Religious Right leaders are masters of this faulty argument. I’ve often heard them say something like, “Ever since we took prayer out of schools, the crime rate has risen.” While it may be true that the crime rate has risen since 1962, other factors are probably to blame, not the Supreme Court’s ruling in Engle v. Vitale. A good researcher knows that a relationship must be established.
Still, in this case, I think the findings are intriguing enough to warrant more study. I can see at least a casual connection between religiosity and some of the social ills underlined in the study.

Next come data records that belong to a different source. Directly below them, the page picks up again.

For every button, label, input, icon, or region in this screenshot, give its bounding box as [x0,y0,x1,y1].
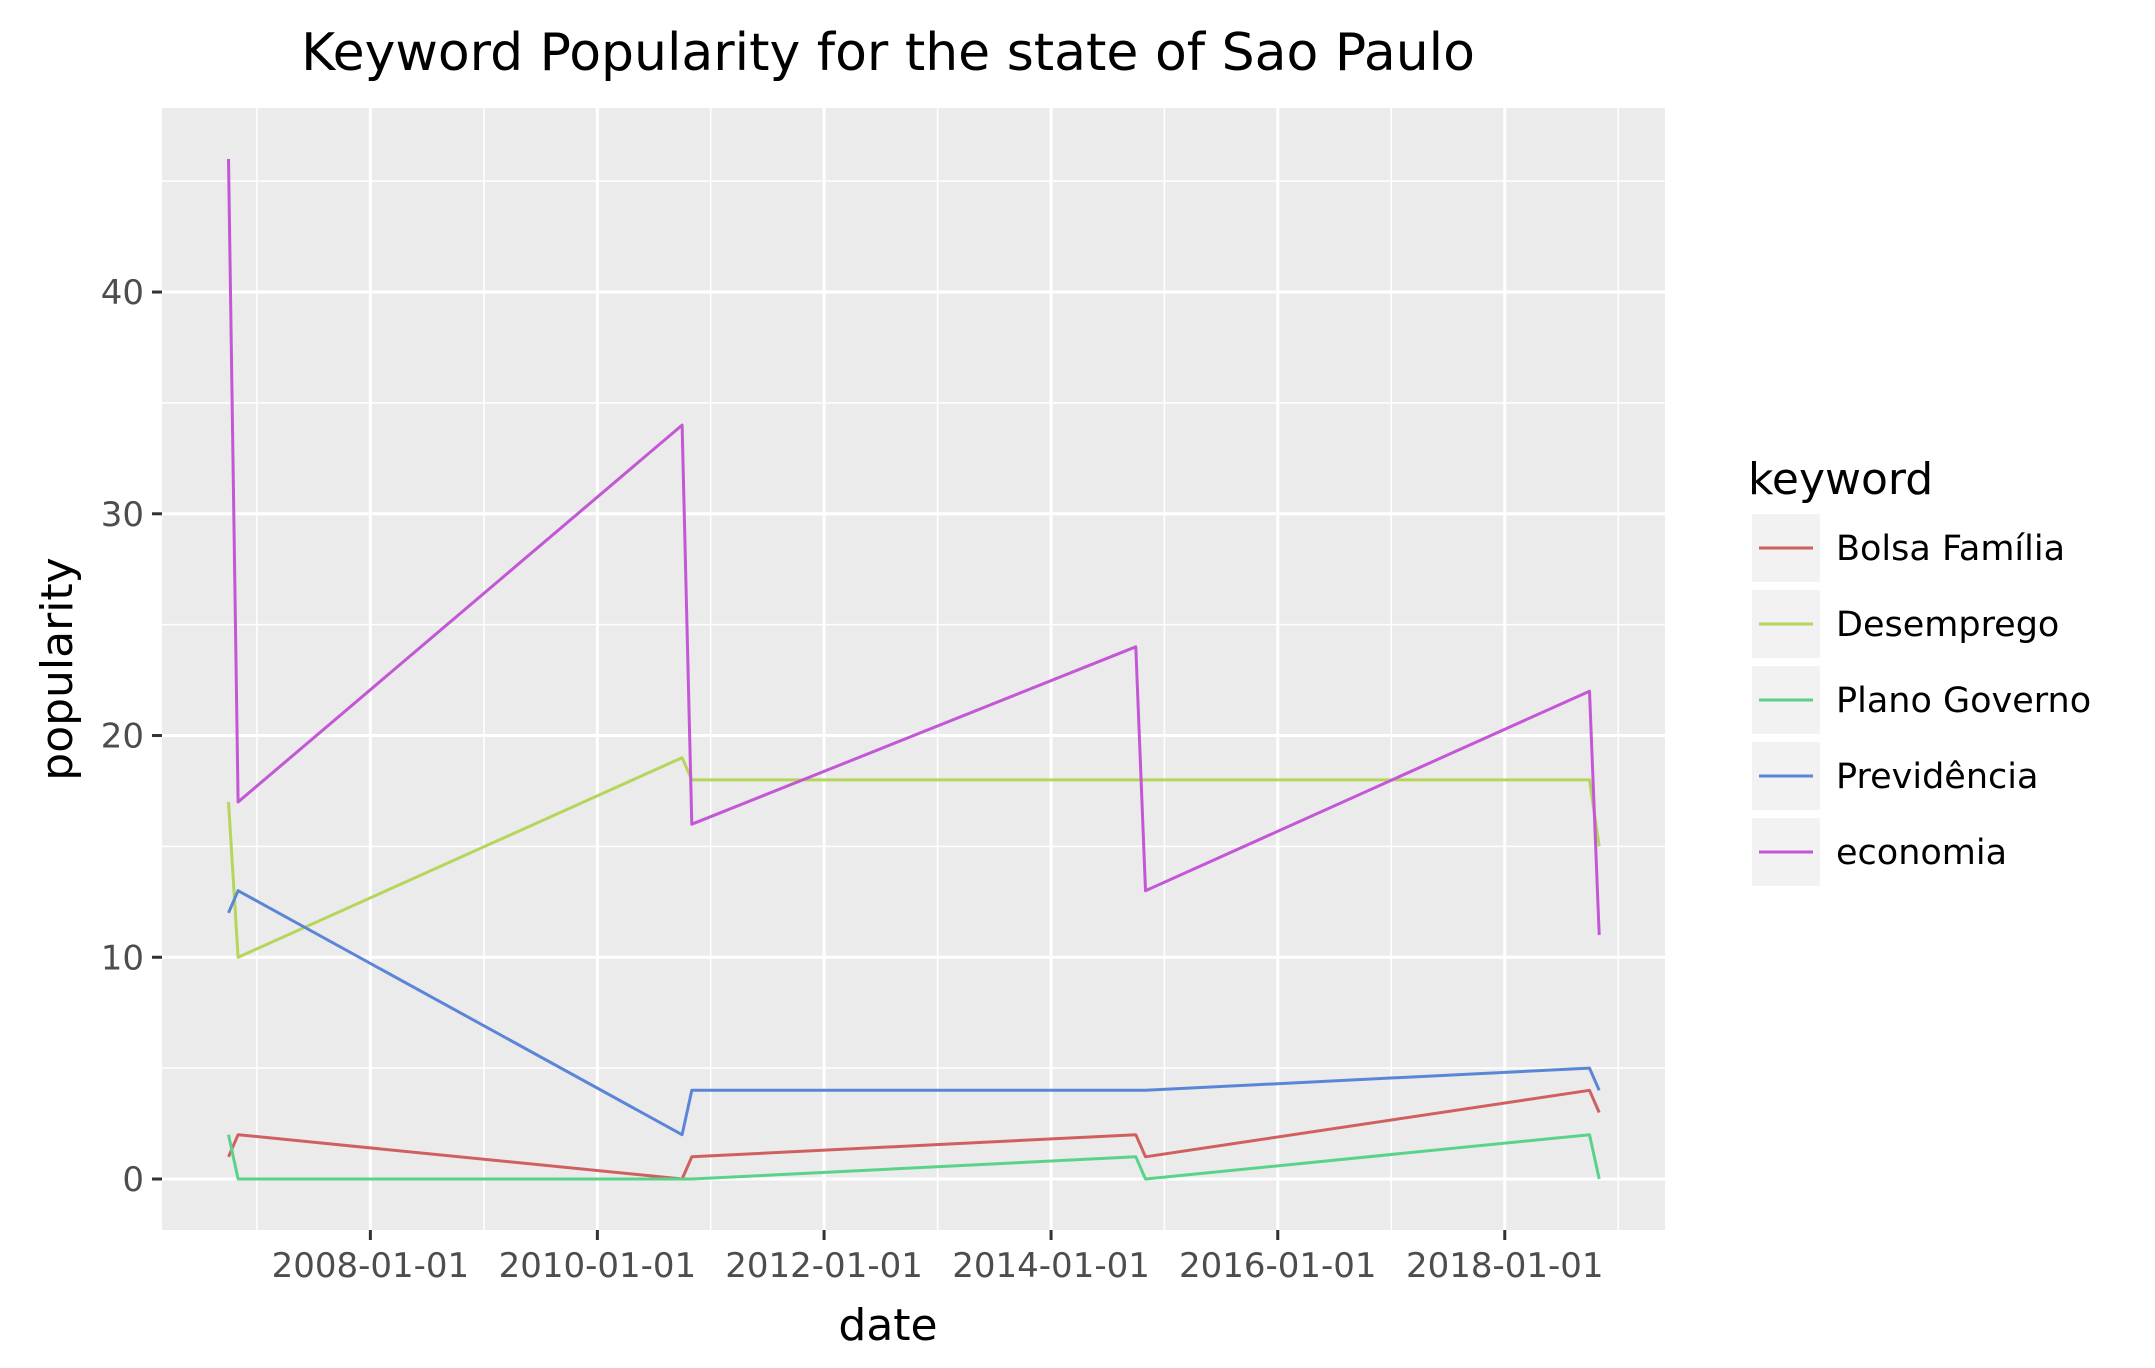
legend-label-bolsa-fam-lia: Bolsa Família [1836,529,2065,569]
x-tick-label: 2016-01-01 [1179,1246,1377,1286]
series-layer [227,158,1601,1181]
series-line-desemprego [227,756,1601,959]
chart-title: Keyword Popularity for the state of Sao … [301,23,1475,83]
x-tick-label: 2008-01-01 [272,1246,470,1286]
y-tick-label: 40 [101,273,144,313]
y-tick-label: 20 [101,717,144,757]
x-tick-label: 2012-01-01 [725,1246,923,1286]
y-tick-label: 0 [122,1160,144,1200]
plot-panel [162,108,1665,1230]
legend-label-desemprego: Desemprego [1836,605,2059,645]
y-tick-label: 30 [101,495,144,535]
series-line-economia [227,158,1601,936]
series-line-plano-governo [227,1133,1601,1181]
legend-label-economia: economia [1836,833,2007,873]
legend: keyword Bolsa Família Desemprego Plano Gov… [1748,454,2091,886]
y-tick-label: 10 [101,938,144,978]
x-tick-label: 2018-01-01 [1406,1246,1604,1286]
grid-minor [162,108,1665,1230]
x-axis: 2008-01-01 2010-01-01 2012-01-01 2014-01-01… [272,1230,1604,1286]
x-axis-title: date [838,1300,937,1351]
y-axis-title: popularity [32,557,83,780]
legend-title: keyword [1748,454,1933,505]
legend-label-previd-ncia: Previdência [1836,757,2038,797]
y-axis: 0 10 20 30 40 [101,273,162,1200]
legend-label-plano-governo: Plano Governo [1836,681,2091,721]
x-tick-label: 2014-01-01 [952,1246,1150,1286]
series-line-bolsa-fam-lia [227,1088,1601,1181]
series-line-previd-ncia [227,889,1601,1137]
x-tick-label: 2010-01-01 [499,1246,697,1286]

For example, most European nations teach young people comprehensive sex education in the schools, and contraceptives are widely available. In the United States, sex ed must be “abstinence based” and is often anchored in a fear-based model that attempts to scare teens into not having sex by telling them things like, “If you have sex before marriage, you’ll go blind!” The teens can see right through this nonsense — after all, no one on “The O.C.” ever goes blind — and they have sex all of the time. But because they haven’t been taught much about condoms, many teens don’t bother to use them. Many have only a crude understanding of how the human reproductive system works. Not surprisingly, we have higher teen pregnancy rates, higher teen abortion rates and higher rates of VD among teens.
One could argue in this case that it’s bad social policy that is causing the problem. But if religion is the underlying motivation for the bad social policy, it must shoulder much of the blame.
I also think we can safely blame conservative forms of religion for the lousy state of our social safety net. Every major religion preaches that you must watch out for the poor. Jesus talked about it constantly, and once even told a rich young man who wished to become a disciple that he would first have to give away his worldly possessions. The Torah commands care for the poor and even suggests setting aside 10 percent of income for that purpose. One of the Five Pillars of Islam is zakah — the requirement to put aside some of your wealth for the less fortunate.
Yet despite all of this plain talk from holy books, we in America have contented ourselves with stamping “In God We Trust” on our coins, inserting “under God” into the Pledge of Allegiance and tolerating massive amounts of “God talk” and prayer proclamations from our leaders. We get symbolism instead of substance.
While this goes on, 45 million Americans go without health care, and 12.7 percent of Americans live below the poverty line. A truly religious nation would not tolerate that.
In many ways, those godless heathens in Western Europe act more like Christians than most Americans.